La situazione della Grecia resta infatti critica: negli ultimi dieci giorni le agenzie di rating Standard&Poor’s e Fitch hanno declassato nuovamente il debito di Atene, Moody’s ha annunciato analoghe misure e l’euro ha cominciato nuovamente a perdere nei confronti del dollaro. A pesare sul futuro di Atene un debito-Pil che va verso il 150-160 per cento per il 2011 e soprattutto un dato di deficit-Pil nel 2010 al 10,5 per cento un punto in più degli impegni presi, decisiva una esposizione netta sull’estero ormai del 99 per cento del Pil.
Dunque oltre ai 110 miliardi (80 dall’Eurozona e 30 dall’Fmi) servono altri denari per consentire alla Grecia di tornare sul mercato il prossimo anno e far fede agli impegni.

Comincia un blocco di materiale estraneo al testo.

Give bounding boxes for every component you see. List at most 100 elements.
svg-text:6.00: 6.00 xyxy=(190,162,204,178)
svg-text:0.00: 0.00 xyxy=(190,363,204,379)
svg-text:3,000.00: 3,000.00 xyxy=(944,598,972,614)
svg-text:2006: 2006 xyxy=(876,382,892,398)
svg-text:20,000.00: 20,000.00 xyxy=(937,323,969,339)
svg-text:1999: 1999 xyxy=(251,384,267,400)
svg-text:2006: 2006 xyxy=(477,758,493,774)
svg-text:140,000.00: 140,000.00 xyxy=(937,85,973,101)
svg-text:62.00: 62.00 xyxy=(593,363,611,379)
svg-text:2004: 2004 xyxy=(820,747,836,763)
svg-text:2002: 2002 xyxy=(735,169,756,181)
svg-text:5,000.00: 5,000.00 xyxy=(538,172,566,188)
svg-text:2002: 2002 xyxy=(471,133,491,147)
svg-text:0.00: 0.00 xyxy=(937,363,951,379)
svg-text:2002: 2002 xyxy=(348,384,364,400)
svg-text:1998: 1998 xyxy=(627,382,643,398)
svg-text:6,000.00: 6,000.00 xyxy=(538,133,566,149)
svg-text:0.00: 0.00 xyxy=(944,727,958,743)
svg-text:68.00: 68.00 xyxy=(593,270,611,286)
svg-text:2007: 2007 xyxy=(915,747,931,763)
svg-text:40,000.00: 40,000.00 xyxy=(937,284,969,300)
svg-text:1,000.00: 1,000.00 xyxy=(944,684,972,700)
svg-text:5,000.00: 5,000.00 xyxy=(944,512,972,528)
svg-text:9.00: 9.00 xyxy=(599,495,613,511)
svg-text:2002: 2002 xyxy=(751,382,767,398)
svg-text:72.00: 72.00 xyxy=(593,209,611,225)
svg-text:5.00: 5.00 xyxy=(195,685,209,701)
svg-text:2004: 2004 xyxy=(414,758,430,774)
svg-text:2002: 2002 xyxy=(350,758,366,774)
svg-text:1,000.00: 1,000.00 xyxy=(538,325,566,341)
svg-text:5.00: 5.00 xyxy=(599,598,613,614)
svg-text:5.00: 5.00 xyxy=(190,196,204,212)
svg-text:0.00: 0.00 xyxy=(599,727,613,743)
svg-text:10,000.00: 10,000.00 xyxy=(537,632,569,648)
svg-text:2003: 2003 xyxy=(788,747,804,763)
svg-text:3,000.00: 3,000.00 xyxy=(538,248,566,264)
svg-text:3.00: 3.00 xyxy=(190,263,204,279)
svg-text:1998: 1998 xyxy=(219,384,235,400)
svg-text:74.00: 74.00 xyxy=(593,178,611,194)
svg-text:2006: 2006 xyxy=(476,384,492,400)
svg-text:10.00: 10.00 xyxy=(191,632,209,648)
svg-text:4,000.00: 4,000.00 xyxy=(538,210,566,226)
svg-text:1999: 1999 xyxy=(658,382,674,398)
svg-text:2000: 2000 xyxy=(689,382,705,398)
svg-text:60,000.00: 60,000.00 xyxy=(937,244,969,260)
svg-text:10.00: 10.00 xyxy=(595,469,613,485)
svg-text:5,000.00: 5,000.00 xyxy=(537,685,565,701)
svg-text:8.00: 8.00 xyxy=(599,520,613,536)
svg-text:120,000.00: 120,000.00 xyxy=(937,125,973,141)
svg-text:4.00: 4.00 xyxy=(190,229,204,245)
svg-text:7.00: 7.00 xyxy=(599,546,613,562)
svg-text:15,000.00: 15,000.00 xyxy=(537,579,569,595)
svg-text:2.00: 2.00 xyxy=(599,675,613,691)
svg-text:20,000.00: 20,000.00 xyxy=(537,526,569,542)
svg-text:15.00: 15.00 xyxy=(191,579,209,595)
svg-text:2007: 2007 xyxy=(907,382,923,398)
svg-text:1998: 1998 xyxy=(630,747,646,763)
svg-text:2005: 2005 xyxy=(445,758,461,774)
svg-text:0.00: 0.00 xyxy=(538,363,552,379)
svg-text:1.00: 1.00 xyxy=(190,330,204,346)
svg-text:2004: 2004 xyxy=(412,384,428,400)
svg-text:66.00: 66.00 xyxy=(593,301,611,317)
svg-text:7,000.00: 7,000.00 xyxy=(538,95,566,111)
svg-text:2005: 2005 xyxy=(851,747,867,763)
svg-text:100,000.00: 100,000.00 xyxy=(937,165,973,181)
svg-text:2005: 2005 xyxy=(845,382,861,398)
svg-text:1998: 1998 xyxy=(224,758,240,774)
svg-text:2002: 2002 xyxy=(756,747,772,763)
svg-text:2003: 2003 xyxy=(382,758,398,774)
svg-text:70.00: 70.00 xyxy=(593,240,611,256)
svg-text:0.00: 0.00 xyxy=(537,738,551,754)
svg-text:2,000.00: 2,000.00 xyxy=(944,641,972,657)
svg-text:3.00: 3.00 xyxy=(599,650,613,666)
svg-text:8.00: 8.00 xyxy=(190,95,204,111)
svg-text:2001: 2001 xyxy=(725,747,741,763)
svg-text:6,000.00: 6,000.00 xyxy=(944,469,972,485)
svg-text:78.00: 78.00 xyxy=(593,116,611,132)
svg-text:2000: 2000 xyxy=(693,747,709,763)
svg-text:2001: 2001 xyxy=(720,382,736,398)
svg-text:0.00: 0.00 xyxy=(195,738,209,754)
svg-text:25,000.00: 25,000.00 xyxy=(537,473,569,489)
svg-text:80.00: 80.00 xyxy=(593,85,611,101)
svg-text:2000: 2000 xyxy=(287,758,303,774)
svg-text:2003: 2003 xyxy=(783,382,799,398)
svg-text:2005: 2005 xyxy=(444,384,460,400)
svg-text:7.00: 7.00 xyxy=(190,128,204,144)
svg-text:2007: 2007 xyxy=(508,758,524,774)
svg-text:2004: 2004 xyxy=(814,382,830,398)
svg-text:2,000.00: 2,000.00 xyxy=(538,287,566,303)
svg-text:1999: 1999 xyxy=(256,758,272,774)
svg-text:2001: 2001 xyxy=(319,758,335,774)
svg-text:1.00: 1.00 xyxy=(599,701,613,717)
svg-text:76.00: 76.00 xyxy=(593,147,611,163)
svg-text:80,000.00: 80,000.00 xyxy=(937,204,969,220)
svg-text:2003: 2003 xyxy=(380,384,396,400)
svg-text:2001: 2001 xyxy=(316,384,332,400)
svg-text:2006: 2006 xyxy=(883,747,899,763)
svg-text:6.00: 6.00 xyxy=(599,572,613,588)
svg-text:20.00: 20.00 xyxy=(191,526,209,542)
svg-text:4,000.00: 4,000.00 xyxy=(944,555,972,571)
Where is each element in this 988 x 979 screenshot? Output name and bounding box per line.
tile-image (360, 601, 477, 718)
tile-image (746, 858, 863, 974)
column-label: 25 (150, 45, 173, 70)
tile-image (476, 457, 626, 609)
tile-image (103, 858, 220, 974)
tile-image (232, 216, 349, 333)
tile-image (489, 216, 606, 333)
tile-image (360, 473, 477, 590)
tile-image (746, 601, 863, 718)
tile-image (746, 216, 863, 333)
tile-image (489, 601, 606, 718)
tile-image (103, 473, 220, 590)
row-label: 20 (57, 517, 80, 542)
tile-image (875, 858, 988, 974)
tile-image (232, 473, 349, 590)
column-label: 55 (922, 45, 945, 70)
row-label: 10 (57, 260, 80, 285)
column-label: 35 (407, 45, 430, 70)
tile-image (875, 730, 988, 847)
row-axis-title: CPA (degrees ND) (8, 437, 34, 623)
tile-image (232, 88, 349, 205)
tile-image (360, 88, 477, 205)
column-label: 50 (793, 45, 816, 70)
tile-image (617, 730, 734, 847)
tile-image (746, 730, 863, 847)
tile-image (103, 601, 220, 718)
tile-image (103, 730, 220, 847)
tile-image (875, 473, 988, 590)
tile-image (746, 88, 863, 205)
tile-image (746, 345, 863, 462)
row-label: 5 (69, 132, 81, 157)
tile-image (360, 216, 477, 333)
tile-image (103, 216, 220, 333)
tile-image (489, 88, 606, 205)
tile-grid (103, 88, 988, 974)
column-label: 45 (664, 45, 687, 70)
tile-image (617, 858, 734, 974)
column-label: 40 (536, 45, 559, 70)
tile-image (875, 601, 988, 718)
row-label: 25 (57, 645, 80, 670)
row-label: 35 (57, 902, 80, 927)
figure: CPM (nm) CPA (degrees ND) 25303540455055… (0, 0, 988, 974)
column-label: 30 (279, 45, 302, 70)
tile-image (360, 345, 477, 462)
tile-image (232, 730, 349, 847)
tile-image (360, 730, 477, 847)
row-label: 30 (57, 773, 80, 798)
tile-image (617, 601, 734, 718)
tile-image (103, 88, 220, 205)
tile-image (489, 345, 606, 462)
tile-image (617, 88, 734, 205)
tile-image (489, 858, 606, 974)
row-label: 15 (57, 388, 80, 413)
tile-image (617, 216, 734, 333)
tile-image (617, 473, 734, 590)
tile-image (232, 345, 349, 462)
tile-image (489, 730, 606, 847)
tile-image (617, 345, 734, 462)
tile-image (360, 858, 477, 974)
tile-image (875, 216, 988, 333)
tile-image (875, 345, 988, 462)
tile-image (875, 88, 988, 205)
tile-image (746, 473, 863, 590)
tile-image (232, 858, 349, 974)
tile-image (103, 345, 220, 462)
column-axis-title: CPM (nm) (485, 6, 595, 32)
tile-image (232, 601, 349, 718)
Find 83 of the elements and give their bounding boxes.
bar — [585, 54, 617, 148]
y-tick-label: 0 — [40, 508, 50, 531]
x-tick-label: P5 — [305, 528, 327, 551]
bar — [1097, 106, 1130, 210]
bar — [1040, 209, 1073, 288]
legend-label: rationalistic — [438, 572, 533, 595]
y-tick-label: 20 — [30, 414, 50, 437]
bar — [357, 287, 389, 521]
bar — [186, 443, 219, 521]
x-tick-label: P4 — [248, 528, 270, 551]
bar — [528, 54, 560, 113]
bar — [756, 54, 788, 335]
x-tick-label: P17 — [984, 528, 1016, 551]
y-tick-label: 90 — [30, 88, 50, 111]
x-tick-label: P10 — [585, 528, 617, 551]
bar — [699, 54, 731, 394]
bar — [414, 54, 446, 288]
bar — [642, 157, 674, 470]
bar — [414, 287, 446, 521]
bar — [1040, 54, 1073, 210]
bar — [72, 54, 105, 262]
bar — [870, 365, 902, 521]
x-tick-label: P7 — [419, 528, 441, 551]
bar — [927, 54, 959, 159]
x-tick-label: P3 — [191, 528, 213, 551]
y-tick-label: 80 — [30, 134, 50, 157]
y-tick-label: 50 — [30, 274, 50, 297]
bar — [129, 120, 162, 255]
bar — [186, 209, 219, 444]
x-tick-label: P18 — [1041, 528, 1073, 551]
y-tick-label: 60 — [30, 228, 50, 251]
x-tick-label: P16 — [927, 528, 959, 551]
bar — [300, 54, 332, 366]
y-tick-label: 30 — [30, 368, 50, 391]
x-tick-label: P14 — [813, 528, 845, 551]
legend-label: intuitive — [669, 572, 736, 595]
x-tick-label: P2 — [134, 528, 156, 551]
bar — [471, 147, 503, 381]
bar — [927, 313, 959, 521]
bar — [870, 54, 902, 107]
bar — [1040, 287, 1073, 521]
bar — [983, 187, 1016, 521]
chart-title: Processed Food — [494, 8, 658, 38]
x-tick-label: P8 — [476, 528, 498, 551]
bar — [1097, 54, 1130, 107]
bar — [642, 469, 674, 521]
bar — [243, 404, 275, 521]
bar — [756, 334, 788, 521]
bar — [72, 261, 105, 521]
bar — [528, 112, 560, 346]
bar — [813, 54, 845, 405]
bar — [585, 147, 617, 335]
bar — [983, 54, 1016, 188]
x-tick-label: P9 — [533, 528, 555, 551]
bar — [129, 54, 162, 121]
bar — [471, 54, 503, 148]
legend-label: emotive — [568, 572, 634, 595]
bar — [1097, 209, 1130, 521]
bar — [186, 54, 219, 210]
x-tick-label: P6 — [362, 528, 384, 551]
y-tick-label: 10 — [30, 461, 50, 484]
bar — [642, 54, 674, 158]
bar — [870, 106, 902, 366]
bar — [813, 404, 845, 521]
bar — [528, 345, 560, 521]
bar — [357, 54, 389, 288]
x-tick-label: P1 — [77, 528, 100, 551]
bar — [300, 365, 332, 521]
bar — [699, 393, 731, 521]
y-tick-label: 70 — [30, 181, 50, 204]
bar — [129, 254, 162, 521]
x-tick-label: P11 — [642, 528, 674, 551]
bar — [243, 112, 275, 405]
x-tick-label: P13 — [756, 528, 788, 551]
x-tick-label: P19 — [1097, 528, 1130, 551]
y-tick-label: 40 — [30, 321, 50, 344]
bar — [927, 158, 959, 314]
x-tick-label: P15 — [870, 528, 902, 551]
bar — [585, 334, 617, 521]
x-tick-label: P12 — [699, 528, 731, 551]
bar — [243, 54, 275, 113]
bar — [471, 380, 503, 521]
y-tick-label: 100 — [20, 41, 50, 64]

Ecco allora la chiave delle privatizzazioni: si parla di isole e spiagge, ma in realtà  in ballo ci sono le concessioni dell’aeroporto di Atene ai tedeschi, i casinò e il settore ippico per i francesi, ma anche le quote della Dei (elettrcità ), della Depa (gas) e della Ote (tlc).
Sullo sfondo, almeno nelle ultime ore, resta l’ipotesi della ristrutturazione, soft o hard, del debito pubblico. La Bce resta fieramente contraria: ieri lo hanno confermato i consiglieri, Jurgen Stark e l’austriaco Ewald Nowotny: «La Grecia correrebbe il rischio di non poter accedere ai mercati per un certo periodo di tempo e pagare maggiori interessi». L’unica possibilità , secondo il ministro delle Finanze tedesco Schaeuble, è una ristrutturazione volontaria con le banche e l’ok di Bce e Fondo, ovvero la chiave soft che non farebbe scattare i contratti assicurativi Cds e non peserebbe sui bilanci bancari perché non soggetti al mark to market.
Dopo il pre-declassamento dell’Italia da parte di S&P continuano le polemiche. La leader della Cgil Camusso ha replicato al ministro Brunetta: «Abbiamo perso il conto degli annunci, ora l’obbligo è la crescita».